While Scheduling Sex May Not Sound Hot, It’s Probably Better for Your Relationship

A woman working on her computer in front of a bed.
“I have a conflict Tuesday at 8, but how’s Thursday at 10, stud?”

There are countless articles out there questioning or affirming the merits of scheduling sex—think those couples who sacrifice spontaneity and keep weekly logs to ensure getting it in on a regular basis. If you were wondering whether your relationship would benefit from this particular regimented approach, a study published last week in the Journal of Sex Research offers a compelling bit of evidence in favor of the practice—or at least in favor of valuing the personality traits that might engender the practice.

The authors surveyed just under 1,000 couples in Germany on the quality of their sex lives and any issues they were having with sexual dysfunction, such as erectile dysfunction or problems reaching orgasm. They also asked each of the participants to describe both their partners and their own personalities according to the “Big Five” character traits—extraversion, agreeableness, neuroticism, conscientiousness, and openness—attempting to see how personality traits link up with sexual function.

While the correlations the researchers discerned ended up being small (though statistically significant), they found that of the Big Five character traits (extraversion, agreeableness, neuroticism, conscientiousness, and openness), one positive predictor of sexual function for both men and women was how conscientious the respondents themselves were, and for women, how conscientious their partners were. (Interestingly, “men whose partners had less emotional stability [i.e. higher neuroticism] reported better sexual function.”) The authors describe conscientious individuals as “careful, thorough, dutiful, and having the desire to do a task well.” In other words, the type of person not only most likely to schedule sex but, as the authors’ write, “to postpone one’s own needs and interests to focus on resolving a sexual problem within the context of committed, long-term relationships.”

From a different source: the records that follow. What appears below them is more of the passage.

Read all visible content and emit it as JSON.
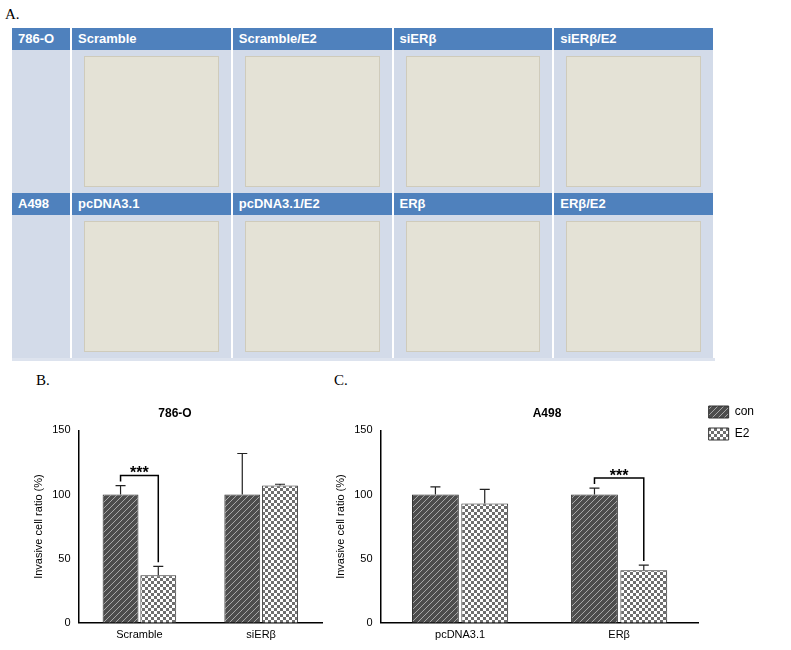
{
  "panel_a": {
    "label": "A.",
    "rows": [
      {
        "cell_line": "786-O",
        "conditions": [
          "Scramble",
          "Scramble/E2",
          "siERβ",
          "siERβ/E2"
        ]
      },
      {
        "cell_line": "A498",
        "conditions": [
          "pcDNA3.1",
          "pcDNA3.1/E2",
          "ERβ",
          "ERβ/E2"
        ]
      }
    ]
  },
  "chart_data": [
    {
      "panel_label": "B.",
      "type": "bar",
      "title": "786-O",
      "y_label": "Invasive cell ratio (%)",
      "categories": [
        "Scramble",
        "siERβ"
      ],
      "series": [
        {
          "color": "#4d4d4d",
          "values": [
            100,
            100
          ],
          "errors": [
            7,
            32
          ]
        },
        {
          "color": "#6e6e6e",
          "values": [
            37,
            107
          ],
          "errors": [
            7,
            1
          ]
        }
      ],
      "ylim": [
        0,
        150
      ],
      "yticks": [
        0,
        50,
        100,
        150
      ],
      "grid": false,
      "annotations": [
        {
          "text": "***",
          "category": "Scramble"
        }
      ]
    },
    {
      "panel_label": "C.",
      "type": "bar",
      "title": "A498",
      "y_label": "Invasive cell ratio (%)",
      "categories": [
        "pcDNA3.1",
        "ERβ"
      ],
      "series": [
        {
          "name": "con",
          "color": "#4d4d4d",
          "values": [
            100,
            100
          ],
          "errors": [
            6,
            5
          ]
        },
        {
          "name": "E2",
          "color": "#6e6e6e",
          "values": [
            93,
            41
          ],
          "errors": [
            11,
            4
          ]
        }
      ],
      "ylim": [
        0,
        150
      ],
      "yticks": [
        0,
        50,
        100,
        150
      ],
      "grid": false,
      "legend": "right",
      "annotations": [
        {
          "text": "***",
          "category": "ERβ"
        }
      ]
    }
  ]
}
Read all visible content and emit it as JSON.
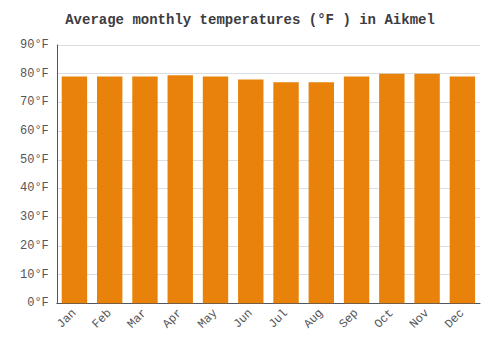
{
  "chart_data": {
    "type": "bar",
    "title": "Average monthly temperatures (°F ) in Aikmel",
    "categories": [
      "Jan",
      "Feb",
      "Mar",
      "Apr",
      "May",
      "Jun",
      "Jul",
      "Aug",
      "Sep",
      "Oct",
      "Nov",
      "Dec"
    ],
    "values": [
      79,
      79,
      79,
      79.5,
      79,
      78,
      77,
      77,
      79,
      80,
      80,
      79
    ],
    "color": "#E8820A",
    "ylim": [
      0,
      90
    ],
    "yticks": [
      {
        "value": 0,
        "label": "0°F"
      },
      {
        "value": 10,
        "label": "10°F"
      },
      {
        "value": 20,
        "label": "20°F"
      },
      {
        "value": 30,
        "label": "30°F"
      },
      {
        "value": 40,
        "label": "40°F"
      },
      {
        "value": 50,
        "label": "50°F"
      },
      {
        "value": 60,
        "label": "60°F"
      },
      {
        "value": 70,
        "label": "70°F"
      },
      {
        "value": 80,
        "label": "80°F"
      },
      {
        "value": 90,
        "label": "90°F"
      }
    ],
    "grid": true
  }
}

As Cari Romm over The Cut notes, the authors’ findings run counter to almost everything we usually hear about what makes a satisfying sex life: Who really wants to hear the word dutiful in the bedroom? But once the steamy newness of a relationship wears off, it ultimately makes sense that the traits that would lead to fewer problems in your sex life wouldn’t necessarily be openness to new experiences, but rather a sense of responsibility to your partner. “The circumstances that we’re conditioned to believe make for good sex so often don’t line up with the realities of a long-term relationship,” Romm writes. “But here, with data to back it up, is a reminder that trying hard can be hot, and that intention can be better than abandon.” Implementing practices into your relationship, like scheduling sex or continually establishing boundaries or postponing your own needs, might not sound sexy or romantic, but they’re necessary. It’s just one more reason to schedule your life into regimented KonMari submission—and bliss.